Whether Sandy Berger had served a Republican administration, as its top national security advisor, or a Democratic administration -- that of former President Clinton's -- as he did, the crime and deception he perpetrated in purposefully removing classified documents from the National Archives, destroying certain copies with scissors, and subsequently first denying outright the charges leveled against him, are an outrage, as is the plea bargain deal the Justice Department negotiated with him. Neither justice nor national security interests has been served and the entire disposition of this case smacks of a crass political deal. It makes one wonder what the political quid pro quo was for Mr. Berger to go quietly into the night with but a mere wrist slap. What were the IOUs he was able to call in and who owed him? The whole affair leaves the pungent smell of an "insider deal" that wafts through the ranks of republicans and democrats alike. Berger's crime was no mere misjudgement -- not by a man of his background and former rank. It was a stealth theft gone awry and his egregious conduct had everything to do with his preparation for testifying before a "9/11" commission inquiry.

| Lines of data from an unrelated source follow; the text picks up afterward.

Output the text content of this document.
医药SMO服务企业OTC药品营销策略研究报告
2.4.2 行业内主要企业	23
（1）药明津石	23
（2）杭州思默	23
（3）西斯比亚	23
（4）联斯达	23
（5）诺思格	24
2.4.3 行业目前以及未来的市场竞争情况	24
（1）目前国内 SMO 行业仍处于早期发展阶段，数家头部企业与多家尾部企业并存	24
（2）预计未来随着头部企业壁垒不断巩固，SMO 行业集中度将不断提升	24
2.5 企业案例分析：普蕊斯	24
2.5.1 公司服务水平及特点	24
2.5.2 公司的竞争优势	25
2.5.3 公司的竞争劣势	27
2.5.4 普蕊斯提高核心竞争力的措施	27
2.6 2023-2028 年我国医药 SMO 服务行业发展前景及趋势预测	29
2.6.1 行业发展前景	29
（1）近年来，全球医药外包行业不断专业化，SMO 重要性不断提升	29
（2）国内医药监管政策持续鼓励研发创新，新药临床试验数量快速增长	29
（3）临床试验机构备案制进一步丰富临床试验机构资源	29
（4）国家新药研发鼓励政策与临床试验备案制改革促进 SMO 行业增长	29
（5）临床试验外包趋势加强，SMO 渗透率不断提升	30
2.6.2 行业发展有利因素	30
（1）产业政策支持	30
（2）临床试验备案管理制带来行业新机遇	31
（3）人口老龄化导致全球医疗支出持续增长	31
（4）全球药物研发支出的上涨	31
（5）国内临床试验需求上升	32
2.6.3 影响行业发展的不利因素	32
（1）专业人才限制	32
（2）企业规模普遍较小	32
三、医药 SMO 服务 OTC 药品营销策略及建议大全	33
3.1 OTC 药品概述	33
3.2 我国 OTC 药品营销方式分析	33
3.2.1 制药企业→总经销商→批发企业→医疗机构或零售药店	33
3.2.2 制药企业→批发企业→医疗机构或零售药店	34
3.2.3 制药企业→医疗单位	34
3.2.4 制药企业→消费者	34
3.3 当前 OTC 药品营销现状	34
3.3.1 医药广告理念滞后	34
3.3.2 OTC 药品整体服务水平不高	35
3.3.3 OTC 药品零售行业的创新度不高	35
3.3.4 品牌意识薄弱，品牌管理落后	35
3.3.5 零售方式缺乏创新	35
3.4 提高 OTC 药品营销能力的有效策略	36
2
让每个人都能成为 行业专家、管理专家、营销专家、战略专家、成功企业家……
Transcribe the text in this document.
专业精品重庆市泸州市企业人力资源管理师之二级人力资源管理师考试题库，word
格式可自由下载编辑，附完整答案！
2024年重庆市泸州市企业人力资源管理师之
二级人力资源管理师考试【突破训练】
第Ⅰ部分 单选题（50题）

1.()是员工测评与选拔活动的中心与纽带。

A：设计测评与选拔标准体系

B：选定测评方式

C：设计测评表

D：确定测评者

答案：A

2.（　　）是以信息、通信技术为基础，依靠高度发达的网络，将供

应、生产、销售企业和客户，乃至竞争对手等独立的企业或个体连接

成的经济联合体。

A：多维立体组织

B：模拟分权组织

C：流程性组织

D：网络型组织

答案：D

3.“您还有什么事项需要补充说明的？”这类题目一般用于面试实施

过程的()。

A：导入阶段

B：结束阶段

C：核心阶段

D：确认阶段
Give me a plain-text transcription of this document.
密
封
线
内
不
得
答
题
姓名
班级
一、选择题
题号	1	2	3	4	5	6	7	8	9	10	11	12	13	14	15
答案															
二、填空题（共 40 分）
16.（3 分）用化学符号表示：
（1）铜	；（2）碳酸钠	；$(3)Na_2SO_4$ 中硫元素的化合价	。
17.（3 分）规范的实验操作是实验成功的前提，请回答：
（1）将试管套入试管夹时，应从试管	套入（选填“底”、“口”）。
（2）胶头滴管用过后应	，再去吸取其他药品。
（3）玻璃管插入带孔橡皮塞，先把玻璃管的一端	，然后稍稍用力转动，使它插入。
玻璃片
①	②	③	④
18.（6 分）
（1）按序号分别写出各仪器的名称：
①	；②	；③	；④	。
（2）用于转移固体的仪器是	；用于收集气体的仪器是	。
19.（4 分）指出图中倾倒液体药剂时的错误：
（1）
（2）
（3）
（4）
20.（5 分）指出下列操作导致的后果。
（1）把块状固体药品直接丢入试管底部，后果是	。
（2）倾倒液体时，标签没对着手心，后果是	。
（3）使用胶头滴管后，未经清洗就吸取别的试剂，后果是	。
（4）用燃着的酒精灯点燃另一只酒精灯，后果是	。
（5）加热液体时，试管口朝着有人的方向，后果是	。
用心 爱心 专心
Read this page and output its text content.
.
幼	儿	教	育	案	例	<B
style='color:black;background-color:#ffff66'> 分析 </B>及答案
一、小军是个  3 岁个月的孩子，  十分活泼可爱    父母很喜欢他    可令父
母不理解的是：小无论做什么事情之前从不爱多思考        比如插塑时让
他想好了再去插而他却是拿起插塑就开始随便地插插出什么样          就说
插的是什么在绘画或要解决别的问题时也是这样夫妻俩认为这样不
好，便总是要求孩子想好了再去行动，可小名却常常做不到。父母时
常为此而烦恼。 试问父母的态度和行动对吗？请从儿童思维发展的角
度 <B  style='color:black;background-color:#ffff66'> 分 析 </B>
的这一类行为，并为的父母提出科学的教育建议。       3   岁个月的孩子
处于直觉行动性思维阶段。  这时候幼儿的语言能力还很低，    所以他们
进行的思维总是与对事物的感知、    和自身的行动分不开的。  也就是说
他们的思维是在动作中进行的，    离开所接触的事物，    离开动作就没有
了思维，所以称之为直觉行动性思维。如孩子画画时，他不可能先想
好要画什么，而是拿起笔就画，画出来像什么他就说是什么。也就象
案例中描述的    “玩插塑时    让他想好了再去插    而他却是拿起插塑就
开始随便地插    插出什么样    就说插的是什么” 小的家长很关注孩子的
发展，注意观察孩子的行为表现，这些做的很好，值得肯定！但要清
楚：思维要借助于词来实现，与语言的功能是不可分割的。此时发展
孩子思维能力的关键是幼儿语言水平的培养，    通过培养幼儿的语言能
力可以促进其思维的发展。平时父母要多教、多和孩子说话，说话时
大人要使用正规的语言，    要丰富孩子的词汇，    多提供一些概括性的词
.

Kevin Drum's reaction is typical of the Left: "What was he (Berger) thinking?"

Well, Kevin, he was thinking: "How do I get these documents out of here clandestinely, so that I can destroy them?" "Bizzare" -- yes! "Inexplicable" -- hardly! He went to the Archives to either find certain classified documents that concerned him or to pour through classified documents to determine whether any should. Pure and simple.

No, when all was said and done, Sandy Berger's was not "an honest" or "inadvertent" mistake, as he claimed at the time. You don't just inadvertently stuff your clothing and briefcase full of classified documents, secret them away from the National Archives, and then take scissors to some of them. A small crime and misdemeanor this was not, no matter how the Justice Department rehearsed the choreography.

More than just a bit ironic, isn't it, that the denouement of the Sandy Berger case came at the height of worldwide press coverage of Terri Schiavo's court-ordered death and this weekend's death vigil for Pope John Paul II, as if the Justice Department could bring the taint of what they've done in under the radar.

If something was once rotten in Denmark, it most assuredly stinks to high heaven now in Washington D.C.